What's In My Big Data? (2310.20707v2)

Published 31 Oct 2023 in cs.CL and cs.LG

Abstract: Large text corpora are the backbone of LLMs. However, we have a limited understanding of the content of these corpora, including general statistics, quality, social factors, and inclusion of evaluation data (contamination). In this work, we propose What's In My Big Data? (WIMBD), a platform and a set of sixteen analyses that allow us to reveal and compare the contents of large text corpora. WIMBD builds on two basic capabilities -- count and search -- at scale, which allows us to analyze more than 35 terabytes on a standard compute node. We apply WIMBD to ten different corpora used to train popular LLMs, including C4, The Pile, and RedPajama. Our analysis uncovers several surprising and previously undocumented findings about these corpora, including the high prevalence of duplicate, synthetic, and low-quality content, personally identifiable information, toxic language, and benchmark contamination. For instance, we find that about 50% of the documents in RedPajama and LAION-2B-en are duplicates. In addition, several datasets used for benchmarking models trained on such corpora are contaminated with respect to important benchmarks, including the Winograd Schema Challenge and parts of GLUE and SuperGLUE. We open-source WIMBD's code and artifacts to provide a standard set of evaluations for new text-based corpora and to encourage more analyses and transparency around them.

PDF Abstract

Analysis of the "What's In My Big Data?" Paper

This essay provides an analysis of the research paper "What's In My Big Data?" (wimbd), which focuses on understanding the composition of large-scale text corpora used in training LLMs. Large datasets, leveraged for pretraining LLMs (LMs), are growing in importance as the field of AI progresses. However, they often come with challenges in terms of understanding their nature, especially concerning data quality, potential biases, and possible ethical considerations.

Key Contributions and Findings

The authors embarked on developing a platform, wimbd, to analyze and document large text datasets comprehensively. The platform enables two main types of analysis: retrieving documents using a search mechanism, and computing statistics through counting operations. This combination allows for extensive evaluations of corpora amounting to tens of terabytes in size, using standard computational resources.

Remarkably, the authors present wimbd's application across ten significant English corpora, like C4, The Pile, RedPajama, and others, which represent a mix of domain-specific and broad web-scraped data. The paper identifies numerous interesting characteristics and inconsistencies within these datasets:

Data Statistics and Quality: For instance, in RedPajama and LAION-2B-en datasets, 50% of documents are duplicates. Furthermore, many long documents are either purely duplicates or documentations copied from open sources.
Community and Societal Factors: A notable fraction of documents contain toxic language and personally identifiable information (PII), raising flags on ethical use and privacy risks. For example, in mC4-en, approximately 4 billion phone numbers were detected.
Benchmark Contamination: A crucial finding relates to contamination with popular evaluation benchmarks, e.g., elements of GLUE and SuperGLUE within training datasets, which challenges the robustness of model evaluation.
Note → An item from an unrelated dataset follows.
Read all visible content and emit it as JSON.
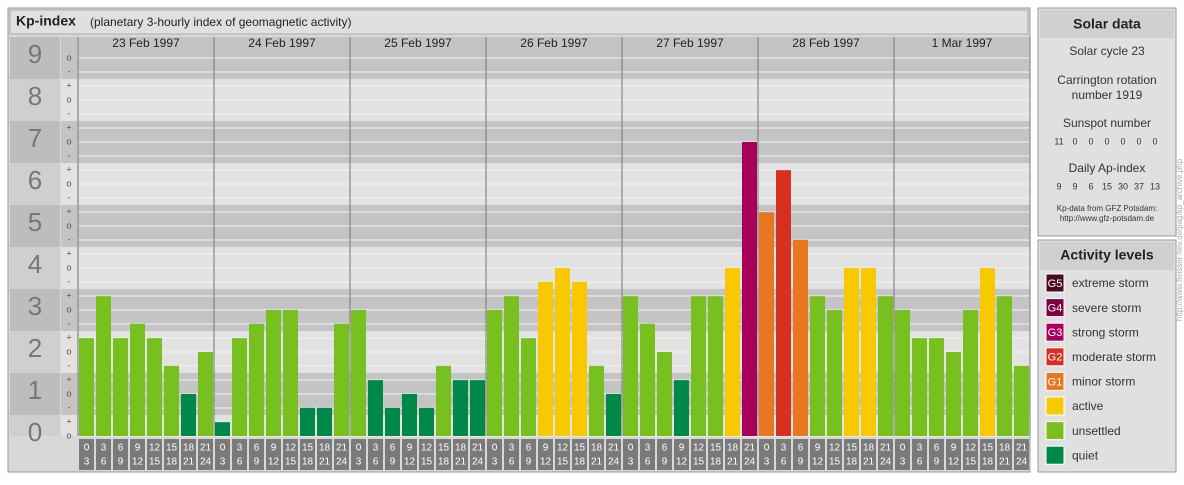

Implications and Future Directions

The paper's results underscore a critical need for rigorous analysis and documentation of the data used to train LMs. Firstly, this research uncovers that duplicated and low-quality data is prevalent, suggesting that model performance may improve noticeably with better data curation. The paper implicitly argues for the utility of using refined subsets rather than raw, larger datasets, provided data deduplication and cleaning are performed thoroughly.

Secondly, the presence of toxic language and PII in these datasets could potentially propagate biases and lead to privacy breaches. This necessitates that future efforts in dataset curation need to emphasize ethical considerations, requiring guidelines and methods for filtering harmful or sensitive content.
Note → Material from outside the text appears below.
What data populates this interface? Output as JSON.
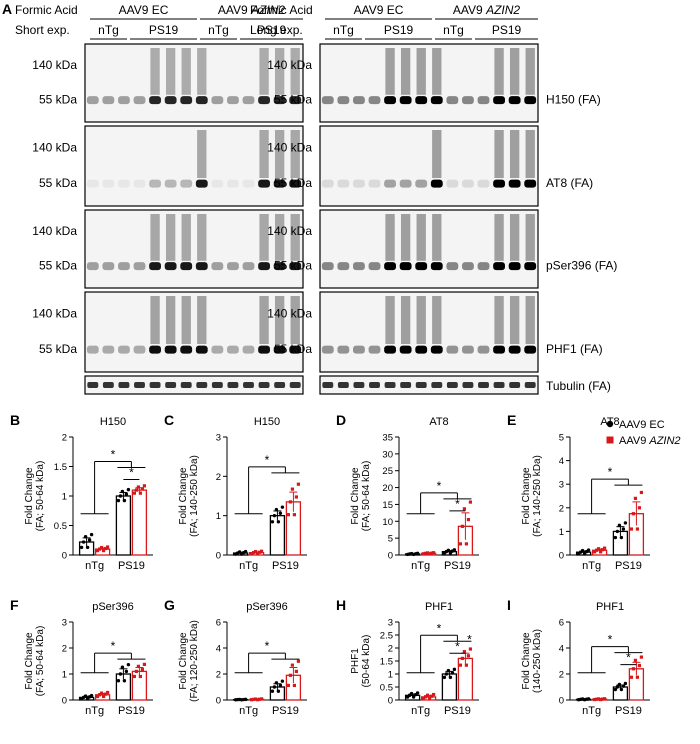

From a methodological standpoint, the use of scalable count and search mechanisms opens up potential for similar approaches to be adapted for newer, growing corpora and other modalities beyond text. Extending this framework to analyze multimodal datasets or those for other domains can be key in achieving comprehensive understanding and responsible use of large datasets.

Conclusion

The paper offers invaluable insights into the current state of datasets that form the backbone of LM developments. By providing a framework and initial findings, it significantly contributes to discourse on dataset quality, ethical use, and transparency in AI. Although current results spotlight pressing issues, they also posit a path for the AI community to follow for creating and deploying more reliable and fair models, grounded in well-understood and appropriately curated data. The release of wimbd facilitates such advancements, allowing practitioners to proactively manage the contents of newly developed datasets. This work is pivotal in prompting a paradigm shift where data, akin to models, is subject to meticulous documentation and evaluation.